Although Pam’s dad owned and operated McDonald’s restaurants, she still had to prove to him, herself, and corporate McDonald’s staff that she knew the business and could operate it successfully. She worked as a general manager for a decade and had supervisory roles so she could learn every aspect of the business. In 2013, Pam purchased the Columbia restaurant from her dad, followed by the Albany restaurant in 2020, and the Edmonton restaurant in 2021. Her dad and brother-in-law still own three restaurants of their own, and her sister in Indiana has ten.

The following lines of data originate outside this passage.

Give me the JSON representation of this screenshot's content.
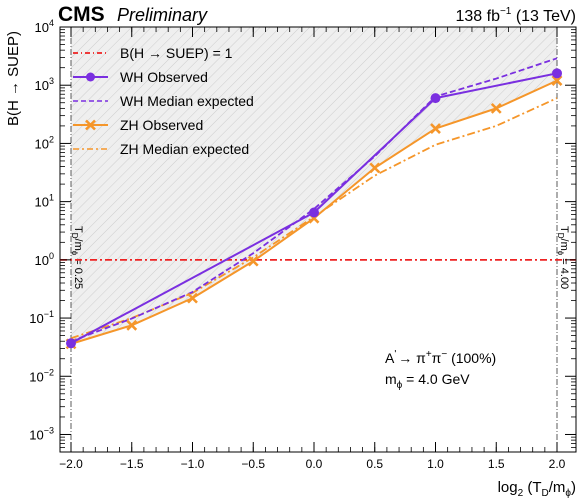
{
  "header": {
    "experiment": "CMS",
    "status": "Preliminary",
    "lumi_value": "138 fb",
    "lumi_exp": "−1",
    "lumi_energy": " (13 TeV)"
  },
  "annotations": {
    "decay_prefix": "A",
    "decay_prime": "'",
    "decay_arrow": "→ π",
    "decay_sup1": "+",
    "decay_pi2": "π",
    "decay_sup2": "−",
    "decay_suffix": " (100%)",
    "mass_m": "m",
    "mass_sub": "ϕ",
    "mass_value": " = 4.0 GeV",
    "left_bound_T": "T",
    "left_bound_D": "D",
    "left_bound_slash": "/m",
    "left_bound_phi": "ϕ",
    "left_bound_value": " = 0.25",
    "right_bound_T": "T",
    "right_bound_D": "D",
    "right_bound_slash": "/m",
    "right_bound_phi": "ϕ",
    "right_bound_value": " = 4.00"
  },
  "legend": {
    "ref_label": "B(H  → SUEP) = 1",
    "wh_obs_label": "WH Observed",
    "wh_exp_label": "WH Median expected",
    "zh_obs_label": "ZH Observed",
    "zh_exp_label": "ZH Median expected"
  },
  "axes": {
    "xlabel_pre": "log",
    "xlabel_sub": "2",
    "xlabel_mid": " (T",
    "xlabel_D": "D",
    "xlabel_slash": "/m",
    "xlabel_phi": "ϕ",
    "xlabel_end": ")",
    "ylabel": "B(H → SUEP)",
    "x_ticks": [
      "−2.0",
      "−1.5",
      "−1.0",
      "−0.5",
      "0.0",
      "0.5",
      "1.0",
      "1.5",
      "2.0"
    ],
    "y_ticks": [
      {
        "base": "10",
        "exp": "−3"
      },
      {
        "base": "10",
        "exp": "−2"
      },
      {
        "base": "10",
        "exp": "−1"
      },
      {
        "base": "10",
        "exp": "0"
      },
      {
        "base": "10",
        "exp": "1"
      },
      {
        "base": "10",
        "exp": "2"
      },
      {
        "base": "10",
        "exp": "3"
      },
      {
        "base": "10",
        "exp": "4"
      }
    ]
  },
  "chart_data": {
    "type": "line",
    "xlabel": "log2(TD/mϕ)",
    "ylabel": "B(H → SUEP)",
    "xlim": [
      -2.05,
      2.05
    ],
    "ylim": [
      0.0005,
      10000
    ],
    "y_scale": "log",
    "grid": false,
    "legend_position": "top-left",
    "excluded_region": "hatched above observed limits",
    "reference_line": {
      "y": 1,
      "name": "B(H  → SUEP) = 1",
      "color": "#ee2222",
      "style": "dash-dot"
    },
    "vertical_markers": [
      {
        "x": -2.0,
        "label": "TD/mϕ = 0.25"
      },
      {
        "x": 2.0,
        "label": "TD/mϕ = 4.00"
      }
    ],
    "series": [
      {
        "name": "WH Observed",
        "color": "#7a2fe0",
        "style": "solid",
        "marker": "circle",
        "x": [
          -2.0,
          0.0,
          1.0,
          2.0
        ],
        "y": [
          0.037,
          6.5,
          600,
          1600
        ]
      },
      {
        "name": "WH Median expected",
        "color": "#7a2fe0",
        "style": "dashed",
        "marker": "none",
        "x": [
          -2.0,
          -1.5,
          -1.0,
          -0.5,
          0.0,
          0.5,
          1.0,
          1.5,
          2.0
        ],
        "y": [
          0.04,
          0.098,
          0.28,
          1.3,
          7.5,
          60,
          640,
          1300,
          2900
        ]
      },
      {
        "name": "ZH Observed",
        "color": "#f5962a",
        "style": "solid",
        "marker": "x",
        "x": [
          -2.0,
          -1.5,
          -1.0,
          -0.5,
          0.0,
          0.5,
          1.0,
          1.5,
          2.0
        ],
        "y": [
          0.036,
          0.075,
          0.22,
          0.95,
          5.2,
          38,
          180,
          400,
          1200
        ]
      },
      {
        "name": "ZH Median expected",
        "color": "#f5962a",
        "style": "dash-dot",
        "marker": "none",
        "x": [
          -2.0,
          -1.5,
          -1.0,
          -0.5,
          0.0,
          0.5,
          1.0,
          1.5,
          2.0
        ],
        "y": [
          0.045,
          0.1,
          0.27,
          1.1,
          5.5,
          28,
          95,
          200,
          600
        ]
      }
    ]
  }
}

To say that McDonald’s has been a family affair for Pam is an understatement, but it is important to her that it has been a family affair for lots of people in the various communities where restaurants are located. “I consider a lot of my close relationships McDonald’s people. McDonald’s is all about family and giving to the communities we serve,” she says.

A photo of Brittney Barnett, a white woman, standing and smiling at the camera. She wears a white and red stripe dress.

Brittney Barnett

Brittney’s relationship with McDonald’s has a lot to do with her father’s experience with the company, where he began working at age 15. “He came from nothing [and] didn’t have a support system. McDonald’s gave him a job in which they gave him a key to the restaurant and it was basically a place to sleep at night. They had basements at the time,” she says. Her parents actually met at that McDonald’s restaurant so to say Brittney’s entire life has hinged on the company would not be an understatement.

Early on, Brittney didn’t see herself becoming a second-generation owner-operator. She went to college with the intention of being a teacher, but when she transitioned colleges, she needed the flexibility of a McDonald’s schedule. On her first day, she ended up telling the manager at the time to go home. “I was not very pleased at the way the manager was handling the business my dad had worked so hard to grow,” she says. She knew she had it in her to be a better leader at the restaurant. “I decided that the opportunity was bigger than I had imagined,” she says.

She used many of the same soft skills of teaching and leadership to help her eventually become an owner-operator of four restaurants. Her parents continue to be involved, as does Brittney’s brother-in-law and husband. “Everybody you can think of is all-in. Having that support as a woman business owner is crucial,” she says. Brittney also networks with other McDonald’s female owner-operators to share insights. “On a monthly basis, we chat about business,” she says. “It’s really about empowering each other as leaders.”